See our written submissions on each topic here (a brief outline summary appears beneath the link).
No policy provision for replacement housing development.
Given our recent experience here in Newport with respect to the notorious replacement dwelling house at Bettws Newydd, on the Parrog, it should be obvious to all why the Group was horrified to discern that the LDP, which will replace the JUDP, proposes to set out no equivalent Policy provision on this topic to replace the existing Policy 56. Without that policy provision in the current local plan, the campaign to oppose the massively over-sized replacement dwelling at Bettws Newydd, representing the overwhelming majority view of the community, would surely have had no chance whatever of succeeding.
No policy provision for in-fill and rounding-off within settlement centres
It is simply irrational that whilst the NPA proposes to make some, albeit inadequate, re-iteration of the current JUDP policies on the development of so-called ‘in-fill’ and ’rounding-off’ sites in countryside settlments, where the settlement character or size does not warrant a so called boundary ‘centre-line’; it proposes no such re-iteration in relation to similar such developments proposed within settlements with centre-lines, where as a matter of common sense such proposals are bound to be much more frequent.
No or inadequate policy provision on buildings conversions.
The proposed re-iteration of the policy provisions, in the current JUDP, on the vexed subject of the appropriate criterion for permitting building conversions, most especially conversion of non-domestic (typically work related and business use buildings) in the countryside to residential use instead, which are volumious, is proposed for only a bare sentence or two in the new plan.
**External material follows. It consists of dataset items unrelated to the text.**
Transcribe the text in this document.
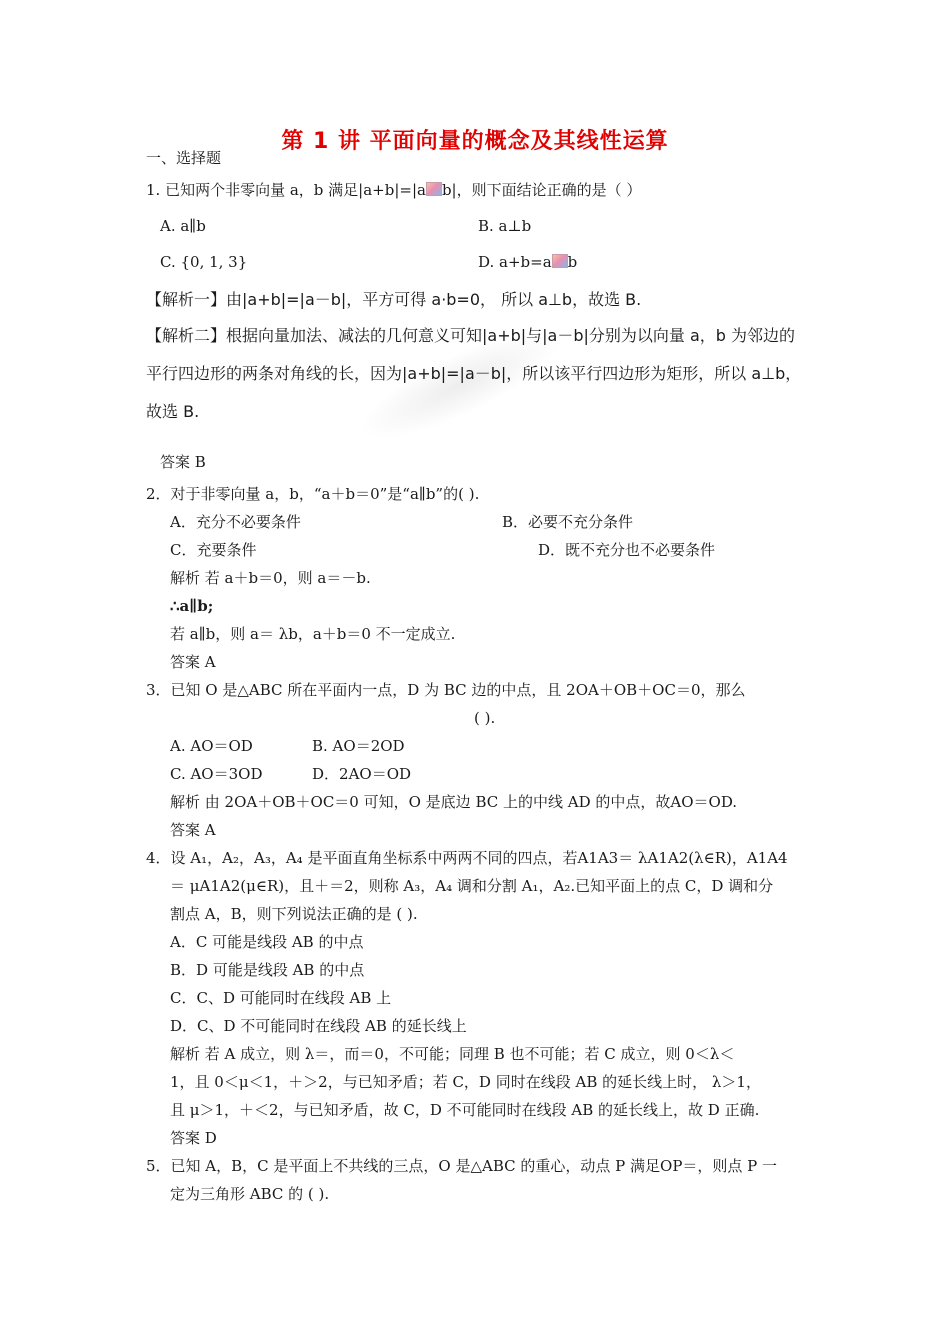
第 1 讲 平面向量的概念及其线性运算
一、选择题
1. 已知两个非零向量 a，b 满足|a+b|=|a b|，则下面结论正确的是（ ）
A. a∥b	B. a⊥b
C. {0, 1, 3}	D. a+b=a b
【解析一】由|a+b|=|a－b|，平方可得 a·b=0， 所以 a⊥b，故选 B.
【解析二】根据向量加法、减法的几何意义可知|a+b|与|a－b|分别为以向量 a，b 为邻边的
平行四边形的两条对角线的长，因为|a+b|=|a－b|，所以该平行四边形为矩形，所以 a⊥b，
故选 B.
答案 B
2．对于非零向量 a，b，“a＋b＝0”是“a∥b”的( ).
A．充分不必要条件	B．必要不充分条件
C．充要条件	D．既不充分也不必要条件
解析 若 a＋b＝0，则 a＝－b.
∴a∥b;
若 a∥b，则 a＝ λb，a＋b＝0 不一定成立.
答案 A
3．已知 O 是△ABC 所在平面内一点，D 为 BC 边的中点，且 2OA＋OB＋OC＝0，那么
( ).
A. AO＝OD	B. AO＝2OD
C. AO＝3OD	D．2AO＝OD
解析 由 2OA＋OB＋OC＝0 可知，O 是底边 BC 上的中线 AD 的中点，故AO＝OD.
答案 A
4．设 A₁，A₂，A₃，A₄ 是平面直角坐标系中两两不同的四点，若A1A3＝ λA1A2(λ∈R)，A1A4
＝ μA1A2(μ∈R)，且＋＝2，则称 A₃，A₄ 调和分割 A₁，A₂.已知平面上的点 C，D 调和分
割点 A，B，则下列说法正确的是 ( ).
A．C 可能是线段 AB 的中点
B．D 可能是线段 AB 的中点
C．C、D 可能同时在线段 AB 上
D．C、D 不可能同时在线段 AB 的延长线上
解析 若 A 成立，则 λ＝，而＝0，不可能；同理 B 也不可能；若 C 成立，则 0＜λ＜
1，且 0＜μ＜1，＋＞2，与已知矛盾；若 C，D 同时在线段 AB 的延长线上时， λ＞1，
且 μ＞1，＋＜2，与已知矛盾，故 C，D 不可能同时在线段 AB 的延长线上，故 D 正确.
答案 D
5．已知 A，B，C 是平面上不共线的三点，O 是△ABC 的重心，动点 P 满足OP＝，则点 P 一
定为三角形 ABC 的 ( ).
In particular, the very strong requirement in the current plan, for a proposal for conversion to a residential use to come forward only after a business or employment use has been proven to be unavailable, will now be dropped in favour of a preference for residential use favouring affordable housing instead. Whilst, of course, we strongly favour a large proportion of new housing being for affordable needs, a policy of promoting affordable housing conversion in the countryside with no associate viability analysis, or related employment criterion is clearly woefully inadequate.